Border Wall California by Jay Johnson-Castro

Charro Days Without a Wall

February 28, 2008

Charro Days Parade Elizabeth Street     Charro Days makes me happy to live en la frontera. Teenagers too cool to read come to school dressed in native Mexican caporals and anguila boots. Their jangling galas harken back to the first Charro Days some 71 years ago. Charro Days celebrates Frito Pies and tostadas, the indiscernible difference between American tejano music and Mexican norteño songs, the wild festivity of a good grito, the seamlessness of real integration.

    Charro Days, Inc., is a sister-city celebration between Brownsville and Matamoros. With the three bridges and shared population between them, these two cities flow into each other like the lazy Rio Grande which separates them. Parades march through both cities, celebrating life and bi-cultural peace on the border. Sombrero Fest brings several of the best tejano bands to Brownsville, while tacquerias flout their best flautas, tacos, menudo, enchiladas, pozole, elotes, carne asada, barbacoa….

    This local festival flies in the face of the 2006 Secure Fence Act. This act, which calls for the construction of 700 miles of border wall, some of which will cleave Brownsville from Matamoros, cannot have been made by people who have celebrated Charro Days in Brownsville or Matamoros. No longer is Matamoros a potential haven for drug lords; no more is Brownsville the poorest city in the nation. For these few days, these cities are united in celebrating their history, their interconnectedness, their “inescapable network of mutuality.” The laughter, the bilingual children dancing in the streets, the cowboy hats and Mexican mariachi bands – what place does a wall have here? Even Democratic candidate Hillary Clinton weighed in on the wall’s effect on this tradition, saying, “”It is troubling to me that our country’s current border security plan threatens a South Texas tradition historically created to celebrate the sharing of cultures. As I discussed during the debate at the University of Texas at Austin last Thursday, I believe we need to re-evaluate the border wall as it is currently being implemented.” (Brownsville Herald)

 

    Coming from New York, I thought it strange at first that Brownsville schools do not celebrate Martin Luther King, Jr.
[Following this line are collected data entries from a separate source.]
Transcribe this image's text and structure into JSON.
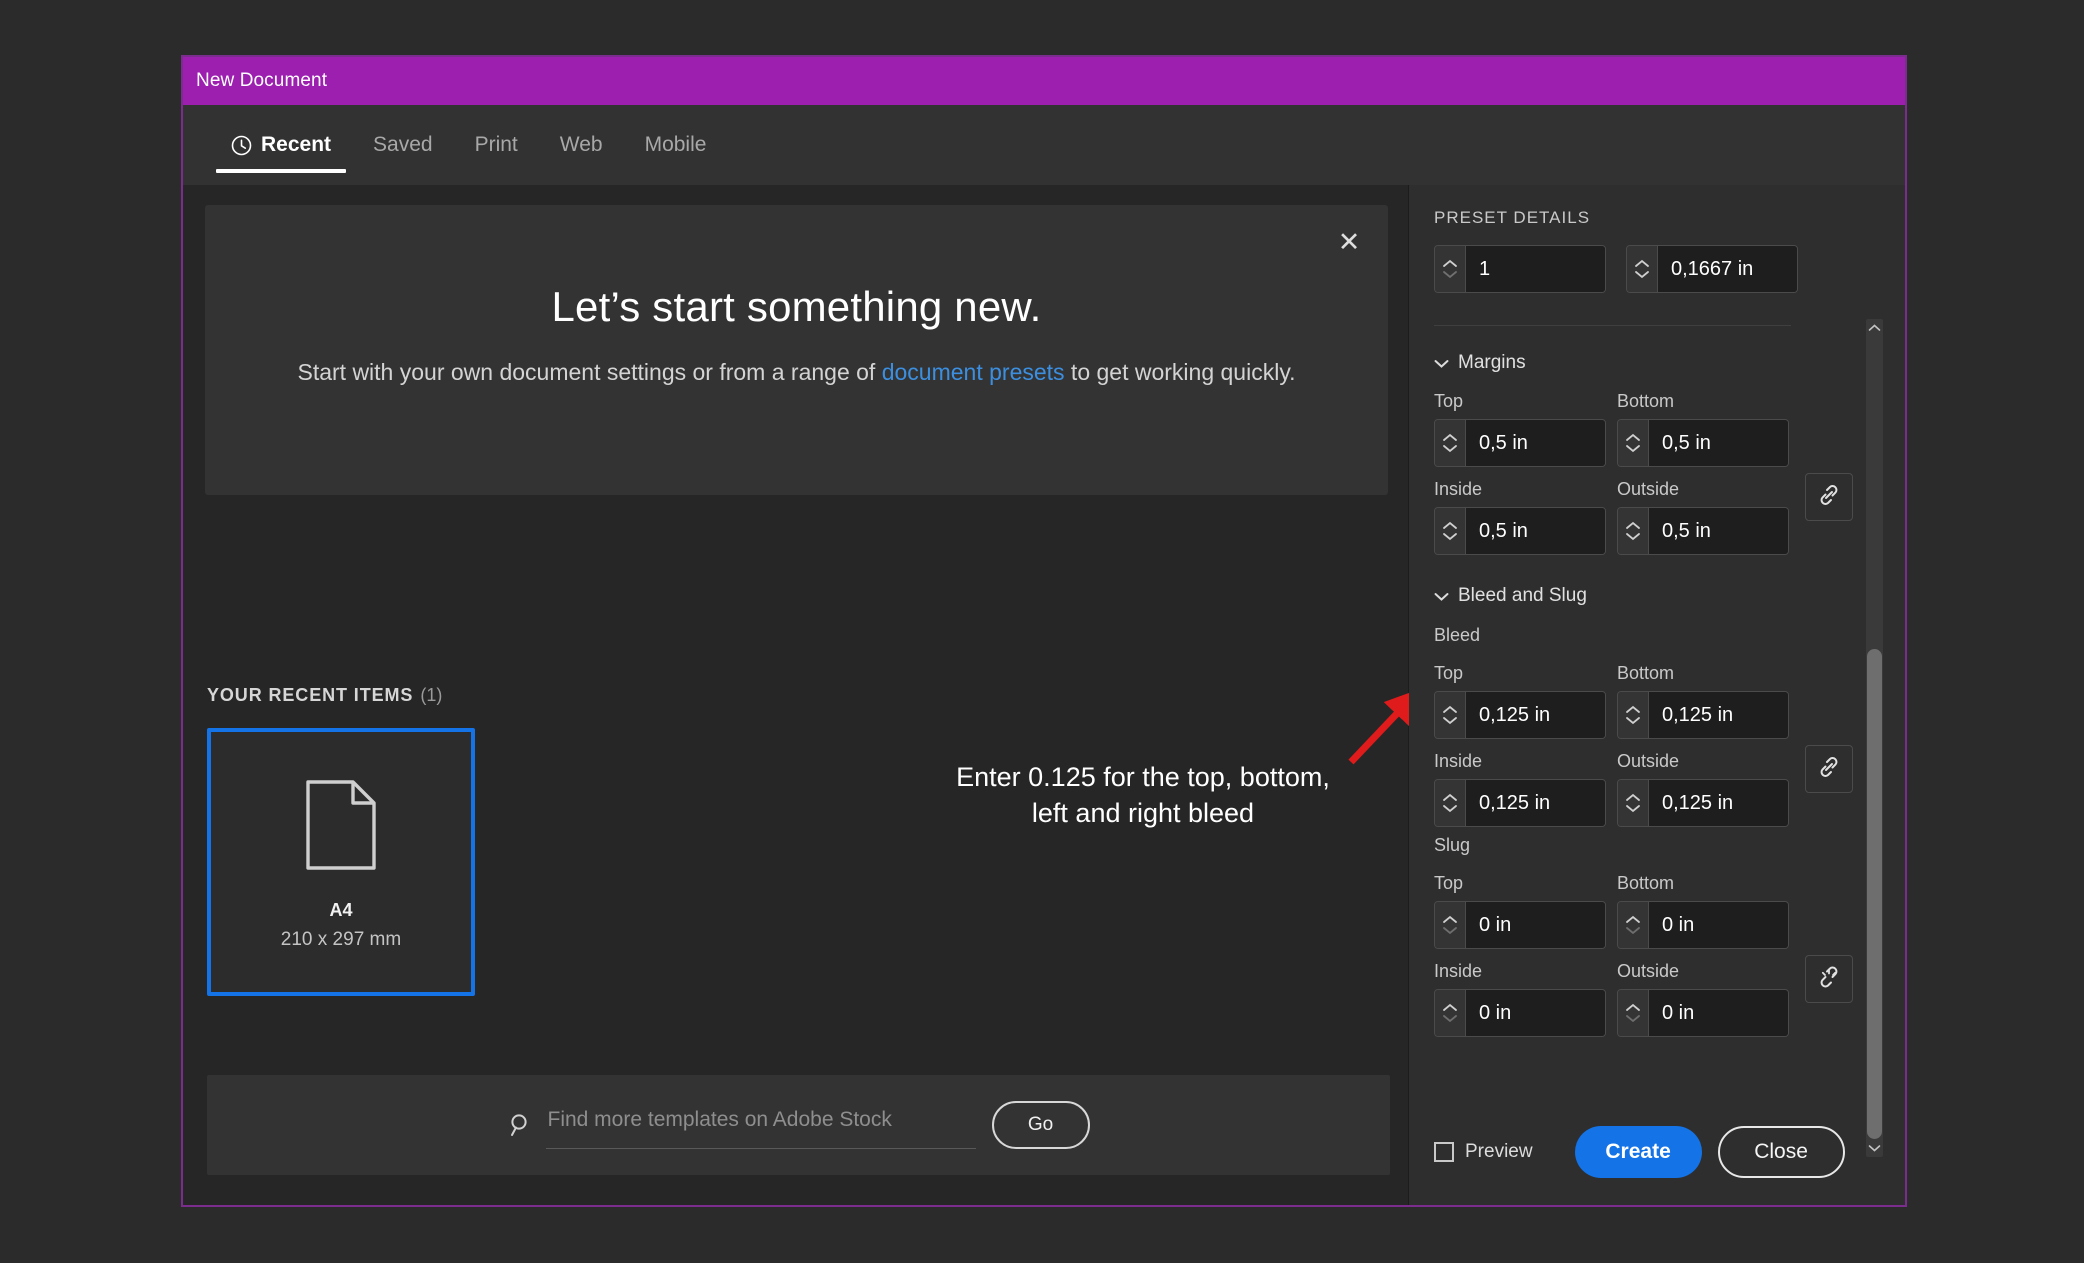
{
  "window": {
    "title": "New Document"
  },
  "tabs": [
    {
      "label": "Recent",
      "icon": "clock-icon",
      "active": true
    },
    {
      "label": "Saved",
      "active": false
    },
    {
      "label": "Print",
      "active": false
    },
    {
      "label": "Web",
      "active": false
    },
    {
      "label": "Mobile",
      "active": false
    }
  ],
  "hero": {
    "heading": "Let’s start something new.",
    "body_part1": "Start with your own document settings or from a range of ",
    "link": "document presets",
    "body_part2": " to get working quickly.",
    "close_icon": "✕"
  },
  "recent": {
    "heading": "YOUR RECENT ITEMS",
    "count": "(1)",
    "items": [
      {
        "name": "A4",
        "dimensions": "210 x 297 mm",
        "icon": "document-icon",
        "selected": true
      }
    ]
  },
  "search": {
    "placeholder": "Find more templates on Adobe Stock",
    "value": "",
    "button_label": "Go",
    "icon": "search-icon"
  },
  "annotation": {
    "text_line1": "Enter 0.125 for the top, bottom,",
    "text_line2": "left and right bleed",
    "arrow_color": "#e01b1b"
  },
  "preset_details": {
    "title": "PRESET DETAILS",
    "top_row": [
      {
        "name": "pages",
        "value": "1"
      },
      {
        "name": "column-gutter",
        "value": "0,1667 in"
      }
    ],
    "margins": {
      "section_label": "Margins",
      "expanded": true,
      "fields": [
        {
          "label": "Top",
          "value": "0,5 in"
        },
        {
          "label": "Bottom",
          "value": "0,5 in"
        },
        {
          "label": "Inside",
          "value": "0,5 in"
        },
        {
          "label": "Outside",
          "value": "0,5 in"
        }
      ],
      "link_state": "linked",
      "link_icon": "link-icon"
    },
    "bleed_and_slug": {
      "section_label": "Bleed and Slug",
      "expanded": true,
      "bleed": {
        "group_label": "Bleed",
        "fields": [
          {
            "label": "Top",
            "value": "0,125 in"
          },
          {
            "label": "Bottom",
            "value": "0,125 in"
          },
          {
            "label": "Inside",
            "value": "0,125 in"
          },
          {
            "label": "Outside",
            "value": "0,125 in"
          }
        ],
        "link_state": "linked",
        "link_icon": "link-icon"
      },
      "slug": {
        "group_label": "Slug",
        "fields": [
          {
            "label": "Top",
            "value": "0 in"
          },
          {
            "label": "Bottom",
            "value": "0 in"
          },
          {
            "label": "Inside",
            "value": "0 in"
          },
          {
            "label": "Outside",
            "value": "0 in"
          }
        ],
        "link_state": "unlinked",
        "link_icon": "broken-link-icon"
      }
    }
  },
  "footer": {
    "preview_label": "Preview",
    "preview_checked": false,
    "create_label": "Create",
    "close_label": "Close"
  },
  "colors": {
    "titlebar": "#9c1fb0",
    "window_border": "#7b2d8e",
    "accent_blue": "#1473e6",
    "link_blue": "#3c8fe0",
    "panel_bg": "#2e2e2e",
    "content_bg": "#262626",
    "banner_bg": "#333333",
    "annotation_arrow": "#e01b1b"
  }
}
Day. I longed for a special day to honor my personal hero, and I wanted the chance to talk to my students about this supremely important figure of nonviolence and social activism. I could not understand why a celebration called Charro Days was replacing the MLK Day of Service I had always known.
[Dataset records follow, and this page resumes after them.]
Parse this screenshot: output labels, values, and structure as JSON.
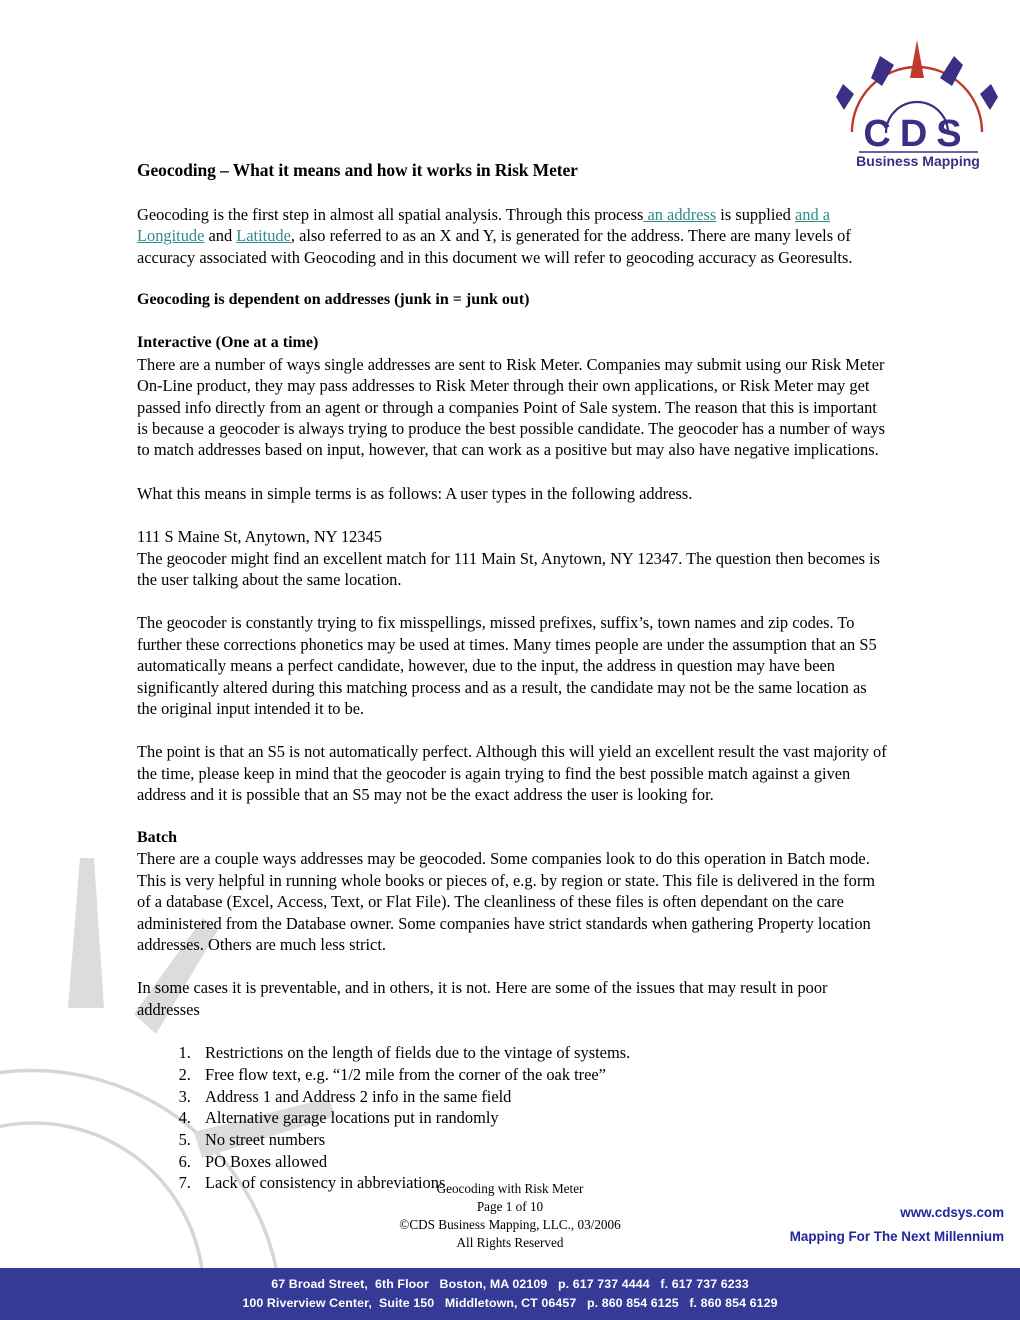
{
  "logo": {
    "name": "cds-business-mapping-logo",
    "wordmark": "CDS",
    "tagline": "Business Mapping",
    "colors": {
      "letters": "#3b2f85",
      "arc": "#c0392b",
      "rays": "#3b2f85"
    }
  },
  "document": {
    "title": "Geocoding – What it means and how it works in Risk Meter",
    "intro": {
      "seg1": "Geocoding is the first step in almost all spatial analysis.  Through this process",
      "ins1": " an address",
      "seg2": " is supplied ",
      "ins2": "and a Longitude",
      "seg3": " and ",
      "ins3": "Latitude",
      "seg4": ", also referred to as an X and Y, is generated for the address.  There are many levels of accuracy associated with Geocoding and in this document we will refer to geocoding accuracy as Georesults."
    },
    "heading_dependent": "Geocoding is dependent on addresses (junk in = junk out)",
    "heading_interactive": "Interactive (One at a time)",
    "para_interactive": "There are a number of ways single addresses are sent to Risk Meter.  Companies may submit using our Risk Meter On-Line product, they may pass addresses to Risk Meter through their own applications, or Risk Meter may get passed info directly from an agent or through a companies Point of Sale system.  The reason that this is important is because a geocoder is always trying to produce the best possible candidate.  The geocoder has a number of ways to match addresses based on input, however, that can work as a positive but may also have negative implications.",
    "para_simple_terms": "What this means in simple terms is as follows:  A user types in the following address.",
    "example_address": "111 S Maine St, Anytown, NY 12345",
    "para_example_result": "The geocoder might find an excellent match for 111 Main St, Anytown, NY 12347.  The question then becomes is the user talking about the same location.",
    "para_misspellings": "The geocoder is constantly trying to fix misspellings, missed prefixes, suffix’s, town names and zip codes.  To further these corrections phonetics may be used at times.  Many times people are under the assumption that an S5 automatically means a perfect candidate, however, due to the input, the address in question may have been significantly altered during this matching process and as a result, the candidate may not be the same location as the original input intended it to be.",
    "para_s5_point": "The point is that an S5 is not automatically perfect.  Although this will yield an excellent result the vast majority of the time, please keep in mind that the geocoder is again trying to find the best possible match against a given address and it is possible that an S5 may not be the exact address the user is looking for.",
    "heading_batch": "Batch",
    "para_batch": "There are a couple ways addresses may be geocoded.  Some companies look to do this operation in Batch mode.  This is very helpful in running whole books or pieces of, e.g. by region or state.  This file is delivered in the form of a database (Excel, Access, Text, or Flat File).  The cleanliness of these files is often dependant on the care administered from the Database owner.  Some companies have strict standards when gathering Property location addresses.  Others are much less strict.",
    "para_preventable": "In some cases it is preventable, and in others, it is not. Here are some of the issues that may result in poor addresses",
    "issues": [
      "Restrictions on the length of fields due to the vintage of systems.",
      "Free flow text, e.g. “1/2 mile from the corner of the oak tree”",
      "Address 1 and Address 2 info in the same field",
      "Alternative garage locations put in randomly",
      "No street numbers",
      "PO Boxes allowed",
      "Lack of consistency in abbreviations"
    ]
  },
  "footer": {
    "doc_name": "Geocoding with Risk Meter",
    "page_number": "Page 1 of 10",
    "copyright": "©CDS Business Mapping, LLC., 03/2006",
    "rights": "All Rights Reserved",
    "website": "www.cdsys.com",
    "tagline": "Mapping For The Next Millennium"
  },
  "bottom_bar": {
    "background": "#343a96",
    "line1": "67 Broad Street,  6th Floor   Boston, MA 02109   p. 617 737 4444   f. 617 737 6233",
    "line2": "100 Riverview Center,  Suite 150   Middletown, CT 06457   p. 860 854 6125   f. 860 854 6129"
  }
}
    While Brownsville could certainly use a day of service, I now feel Dr. King would revel in the Charro Days’ festivities. Charro Days celebrates his concept of the Beloved Community. For one day, Mexicans and Americans join together to make real the idea that, “Anyone who lives inside the United States can never be considered an outsider anywhere within its bounds” (Martin Luther King Autobiography 189). The single garment of destiny Dr. King envisioned looks like a charra outfit worn by Mexicans and Mexican-Americans alike. In Sombrero Fest’s jubilation or the tremendous optimism of the Children’s Parade, King’s dream is realized as little white girls and little white boys hold hands with little brown boys and little brown girls. Immigrant and resident, legal and extralegal – none of these terms matter as the sounds and tastes of Matamoros and Brownsville mix in the February air.